Your question is very broad and almost impossible to answer without some description or overview of the structure of your application. However, I've been in a similar situation and this is the approach I took:
Replace conditions with Polymorphism where possible
it has mainly 3 flow and have to process based on this one of the 3
type. Many of these functionalities overlap each other.
You say your project has 3 main flows and that much of the code overlaps each other. This sounds to me like a strategy pattern:
You declare an interface that defines the tasks performed by a Flow.
public interface Flow{
public Data getData();
public Error validateData();
public void saveData();
public Error gotoNextStep();
}
You create an abstract class that provides implementation that is common to all 3 flows. (methods in this abstract class don't have to be final, but you definitely want to consider it carefully.)
public abstract class AbstractFlow{
private FlowManager flowManager
public AbstractFlow(FlowManager fm){
flowManager = fm;
}
public final void saveData(){
Data data = getData();
saveDataAsXMl(data);
}
public final Error gotoNextStep(){
Error error = validateData();
if(error != null){
return error;
}
saveData();
fm.gotoNextStep();
return null;
}
}
Finally, you create 3 concrete classes that extend from the abstract class and define concrete implementation for the given flow.
public class BankDetailsFlow extends AbstractFlow{
public BankDetailsData getData(){
BankDetailsData data = new BankDetailsData();
data.setSwiftCode(/*get swift code somehow*/);
return data;
}
public Error validateData(){
BankDetailsData data = getData();
return validate(data);
}
public void onFormSubmitted(){
Error error = gotoNextStep();
if(error != null){
handleError(error);
}
}
}
Lets take example, suppose you have model say "Data" [which has some attributes and getters,setters, optional methods].In context of Mobile application ,in particular Android application there can be two modes Off-line or On-line.
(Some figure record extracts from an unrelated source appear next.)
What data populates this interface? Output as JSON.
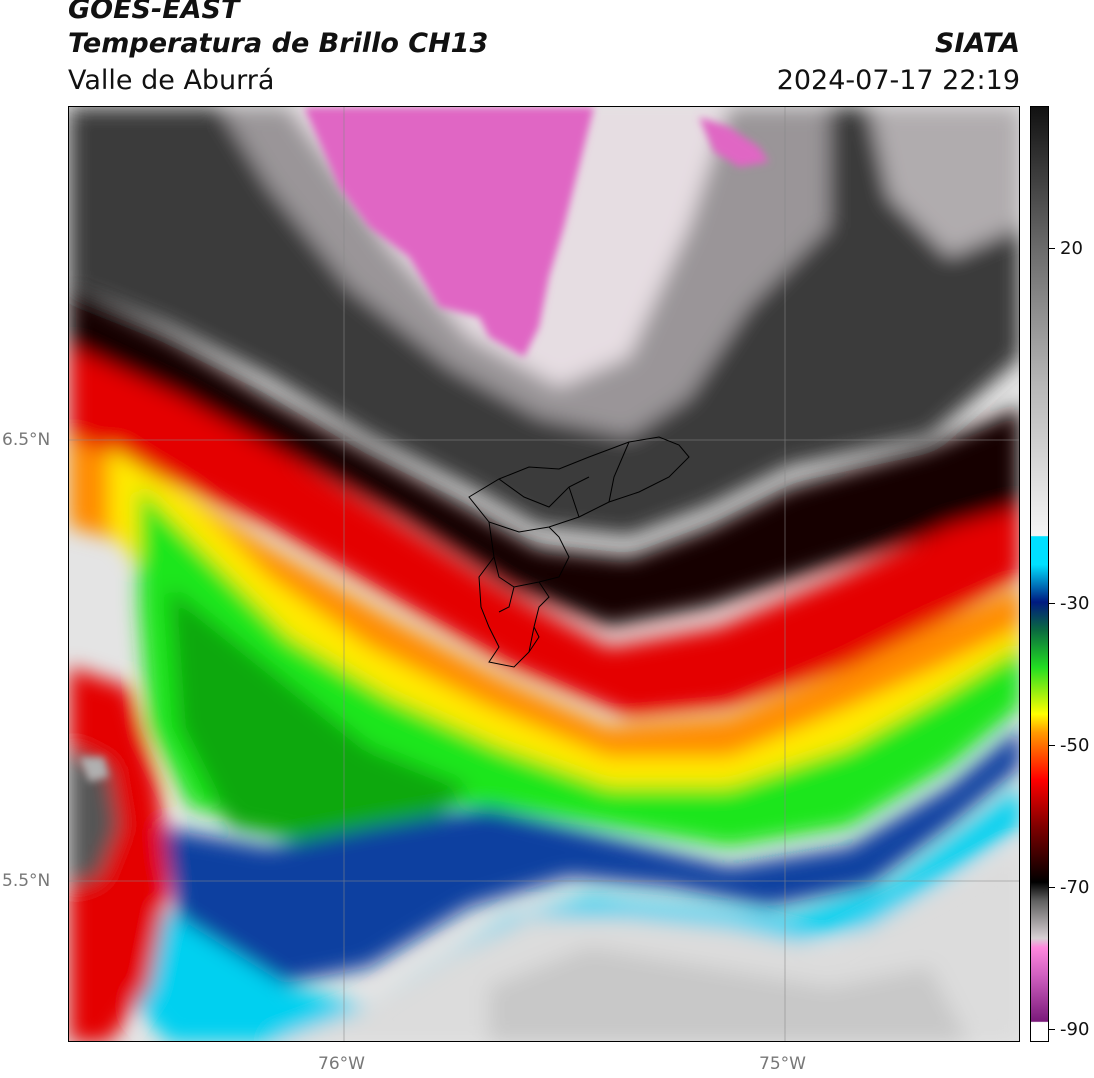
{
  "header": {
    "line1": "GOES-EAST",
    "line2": "Temperatura de Brillo CH13",
    "line3": "Valle de Aburrá",
    "right_line1": "SIATA",
    "right_line2": "2024-07-17 22:19"
  },
  "map": {
    "lat_labels": [
      "6.5°N",
      "5.5°N"
    ],
    "lon_labels": [
      "76°W",
      "75°W"
    ]
  },
  "colorbar": {
    "ticks": [
      "20",
      "-30",
      "-50",
      "-70",
      "-90"
    ],
    "colors": [
      "#f5f5f5",
      "#ff66cc",
      "#8a1a8a",
      "#2b2b2b",
      "#8b0000",
      "#ff0000",
      "#ff8c00",
      "#ffff00",
      "#00e000",
      "#004080",
      "#00e5ff",
      "#e8e8e8",
      "#808080",
      "#111111"
    ]
  }
}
If device is connected to network , data is sent to network else stored to local database of device.
In procedural way someone can , define two models as OnlineData,OfflineData and write code as[The code is not exact ,its just like pseudo code ]:
if(Connection.isConnected()){
OnlineData ond=new OnlineData();
ond.save();//save is called which stores data on server using HTTP.
}
else{
OfflineData ofd=new Onlinedata();
ofd.save();//save is called which stores data in local database
}
A good approach to implement this is using OOPS principles :
Program to interface not Implementation
Lets see How to DO THIS.
I am just writing code snippets that will be more effectively represent what I mean.The snippets are as follows:
public interface Model {
long save();//save method
//other methods .....
}
public class OnlineData extends Model {
//attributes
public long save(){
//on-line implementation of save method for Data model
}
//implementation of other methods.
}
public class OfflineData extends Model {
//attributes
public long save(){
//off-line implementation of save method for Data model
}
//implementation of other methods.
}
public class ObjectFactory{
public static Model getDataObject(){
if(Connection.isConnected())
return new OnlineData();
else
return new OfflineData();
}
}
and Here is code that your client class should use:
public class ClientClass{
public void someMethod(){
Model model=ObjectFactory.getDataObject();
model.save();// here polymorphism plays role...
}
}
Also this follows:
Single Responsibility Principle [SRP]
because On-line and Off-line are two different responsibilities which we can be able to integrate in Single save() using if-else statement.
After loong time I find opensource rule engine frameworks like "drools" is a great alternative to fit my requirement.